How do you think we translate all the talk into genuine, tangible action?
There are so many ways to do this. It’s about driving attention to the subject, it’s about discussion in an open forum and it’s about creating every day actions which people can take back into their organisation or personal life to make change
This could be anything from being a support, offering advice or creating policies change. Our Exchange programme (a cross-gender mentoring programme with senior men across the industry) in particular has helped both genders translate the talk into everyday actions.
What are the biggest issues facing women in the communications industry today?
From reaching out to our Bloom network some of the biggest issues facing women in our industry today are women’s health (for example Fertility and Menopause), lack of female role models in the industry and the lack of diversity within the industry but especially at the top when you look at boards and c-level executives.
Over and above this you have the impact of covid “stereo-typical” gender roles and also sexism which is still rife in the industry – look at the recent Government stay at home messaging which still portrays the female as the 1950s housewife. I know it was taken down but this should never have happened in the first place.
What has been your personal biggest achievement in addressing such issues?
Our members at Bloom in the last year have created support networks for our members which gives us a collective voice to tackle such issues externally whilst also support each other internally at Bloom. These are included (and I only touch on a couple) are Bloom in Colour and Bloom Wombs.

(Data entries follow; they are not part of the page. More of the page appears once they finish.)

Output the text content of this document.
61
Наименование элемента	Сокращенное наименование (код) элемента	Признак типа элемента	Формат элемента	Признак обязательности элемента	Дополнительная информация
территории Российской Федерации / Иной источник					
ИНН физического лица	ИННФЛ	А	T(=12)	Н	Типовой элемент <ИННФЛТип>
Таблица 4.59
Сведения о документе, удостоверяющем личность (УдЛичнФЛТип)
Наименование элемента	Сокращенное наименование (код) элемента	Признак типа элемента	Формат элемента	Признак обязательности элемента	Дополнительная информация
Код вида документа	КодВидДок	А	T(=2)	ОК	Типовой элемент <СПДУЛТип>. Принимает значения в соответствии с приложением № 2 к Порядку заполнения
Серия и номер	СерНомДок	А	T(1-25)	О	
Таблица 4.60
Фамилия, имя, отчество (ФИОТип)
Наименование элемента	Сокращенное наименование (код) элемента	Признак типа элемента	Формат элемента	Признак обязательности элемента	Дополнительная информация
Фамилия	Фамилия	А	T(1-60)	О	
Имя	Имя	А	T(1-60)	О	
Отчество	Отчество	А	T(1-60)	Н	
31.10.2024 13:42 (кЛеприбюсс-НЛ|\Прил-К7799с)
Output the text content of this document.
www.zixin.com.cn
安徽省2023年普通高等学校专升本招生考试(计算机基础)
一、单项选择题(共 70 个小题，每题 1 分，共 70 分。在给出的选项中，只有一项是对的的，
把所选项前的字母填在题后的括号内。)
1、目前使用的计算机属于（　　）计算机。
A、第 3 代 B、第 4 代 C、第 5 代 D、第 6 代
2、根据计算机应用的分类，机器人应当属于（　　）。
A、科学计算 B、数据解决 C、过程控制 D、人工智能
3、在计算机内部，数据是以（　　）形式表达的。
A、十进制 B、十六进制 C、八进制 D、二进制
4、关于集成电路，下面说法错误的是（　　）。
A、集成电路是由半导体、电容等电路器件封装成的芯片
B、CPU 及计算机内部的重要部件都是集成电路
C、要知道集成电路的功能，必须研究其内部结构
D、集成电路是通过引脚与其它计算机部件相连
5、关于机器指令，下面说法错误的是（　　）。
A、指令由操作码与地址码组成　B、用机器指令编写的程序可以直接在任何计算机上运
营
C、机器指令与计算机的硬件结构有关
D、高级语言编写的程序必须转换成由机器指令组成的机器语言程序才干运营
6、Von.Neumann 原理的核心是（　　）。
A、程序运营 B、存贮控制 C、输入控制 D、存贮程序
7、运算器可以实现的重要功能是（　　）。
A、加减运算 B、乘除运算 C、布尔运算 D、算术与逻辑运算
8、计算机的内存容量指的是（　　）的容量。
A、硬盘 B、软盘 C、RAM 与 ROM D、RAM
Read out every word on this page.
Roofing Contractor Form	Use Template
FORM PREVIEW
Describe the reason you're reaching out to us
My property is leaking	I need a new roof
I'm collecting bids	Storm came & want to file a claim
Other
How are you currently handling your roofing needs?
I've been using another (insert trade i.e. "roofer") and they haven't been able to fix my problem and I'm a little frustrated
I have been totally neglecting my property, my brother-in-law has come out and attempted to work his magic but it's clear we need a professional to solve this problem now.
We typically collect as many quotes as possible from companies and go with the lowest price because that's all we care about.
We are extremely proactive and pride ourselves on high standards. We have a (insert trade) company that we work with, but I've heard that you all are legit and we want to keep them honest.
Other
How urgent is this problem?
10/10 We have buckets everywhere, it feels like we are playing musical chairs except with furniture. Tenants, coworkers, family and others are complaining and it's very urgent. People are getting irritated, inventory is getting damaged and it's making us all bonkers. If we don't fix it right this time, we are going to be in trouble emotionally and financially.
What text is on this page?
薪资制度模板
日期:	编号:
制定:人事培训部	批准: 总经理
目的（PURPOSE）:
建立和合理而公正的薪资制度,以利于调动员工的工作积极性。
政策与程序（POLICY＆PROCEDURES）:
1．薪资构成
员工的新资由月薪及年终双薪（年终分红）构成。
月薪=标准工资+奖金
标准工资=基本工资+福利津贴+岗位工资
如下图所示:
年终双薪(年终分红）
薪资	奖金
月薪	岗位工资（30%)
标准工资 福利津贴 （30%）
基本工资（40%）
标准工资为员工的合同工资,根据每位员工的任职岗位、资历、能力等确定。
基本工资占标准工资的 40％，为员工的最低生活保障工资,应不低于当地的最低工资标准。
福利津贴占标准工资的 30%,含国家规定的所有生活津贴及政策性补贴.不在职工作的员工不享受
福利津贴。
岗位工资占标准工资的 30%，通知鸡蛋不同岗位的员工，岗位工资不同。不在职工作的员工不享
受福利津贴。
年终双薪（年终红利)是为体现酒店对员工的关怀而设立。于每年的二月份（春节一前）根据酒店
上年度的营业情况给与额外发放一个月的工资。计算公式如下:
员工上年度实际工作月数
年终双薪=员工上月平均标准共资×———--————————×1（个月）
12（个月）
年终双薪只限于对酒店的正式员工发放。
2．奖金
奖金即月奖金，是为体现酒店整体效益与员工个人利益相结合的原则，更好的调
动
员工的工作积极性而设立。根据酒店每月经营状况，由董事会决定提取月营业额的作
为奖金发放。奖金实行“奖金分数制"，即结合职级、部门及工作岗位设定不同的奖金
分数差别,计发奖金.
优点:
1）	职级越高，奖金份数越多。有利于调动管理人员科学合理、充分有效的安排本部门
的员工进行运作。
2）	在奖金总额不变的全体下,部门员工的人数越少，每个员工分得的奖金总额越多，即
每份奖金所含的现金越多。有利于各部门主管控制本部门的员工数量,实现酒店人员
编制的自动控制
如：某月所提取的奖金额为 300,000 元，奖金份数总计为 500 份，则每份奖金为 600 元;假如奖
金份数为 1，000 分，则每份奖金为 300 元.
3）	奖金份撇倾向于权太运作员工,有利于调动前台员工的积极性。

The Exchange (a cross gender mentoring programme) was also set up two years ago to engage senior men in the industry on the conversation around gender equality across our industry.
We also have the Booth of Truth, which was launched in 2017 which invites men and women to anonymously share stories and barriers to their success in the industry.
Personally for me, I’ve spoken at two events on miscarriage and baby loss in the workplace. Women’s health, in whatever form it takes is rarely spoken about in the workplace. Being able to tell my story and support others is one step closer to us being able to tackle this taboo and help others who might be going through the same.
Who is your hero when it comes to the work they have done to tackle such issues?
Sally Keane is a huge role model. She was the Bloom President in 2020 and was named in the Hero’s 100 Future Leaders for championing diversity and inclusion as well as multiple other trailblazer awards for championing women in the industry. She has also spoken on many panels at Bloom tackling women’s health and parenting. She has been a huge inspiration and a unofficial mentor throughout by years of being a Bloom member.
Can you envisage a future where Bloom no longer needs to exist?
Absolutely not! Bloom is now in its 11th year and every year our membership grows. Whether its tackling intersectionality or gender equality there will always be a need for women supporting other women in this space.
What is your biggest hope and biggest fear for the change Bloom wants to drive in 2021?
My biggest hope is that we drive real action this year. I want us as a group of women to walk the talk and have real impact in the industry through what we do – whether that be PR or policy. I would love us to increase our membership, increase the diversity of our membership and increase our mentoring programme to have as much reach across the industry as this is how we can drive change.
My biggest fear is that we won’t be able to achieve everything, we are a volunteer network after all. We have just finished our 2021 planning session and our members have so many great ideas it’s about how we prioritise as there is so much to do!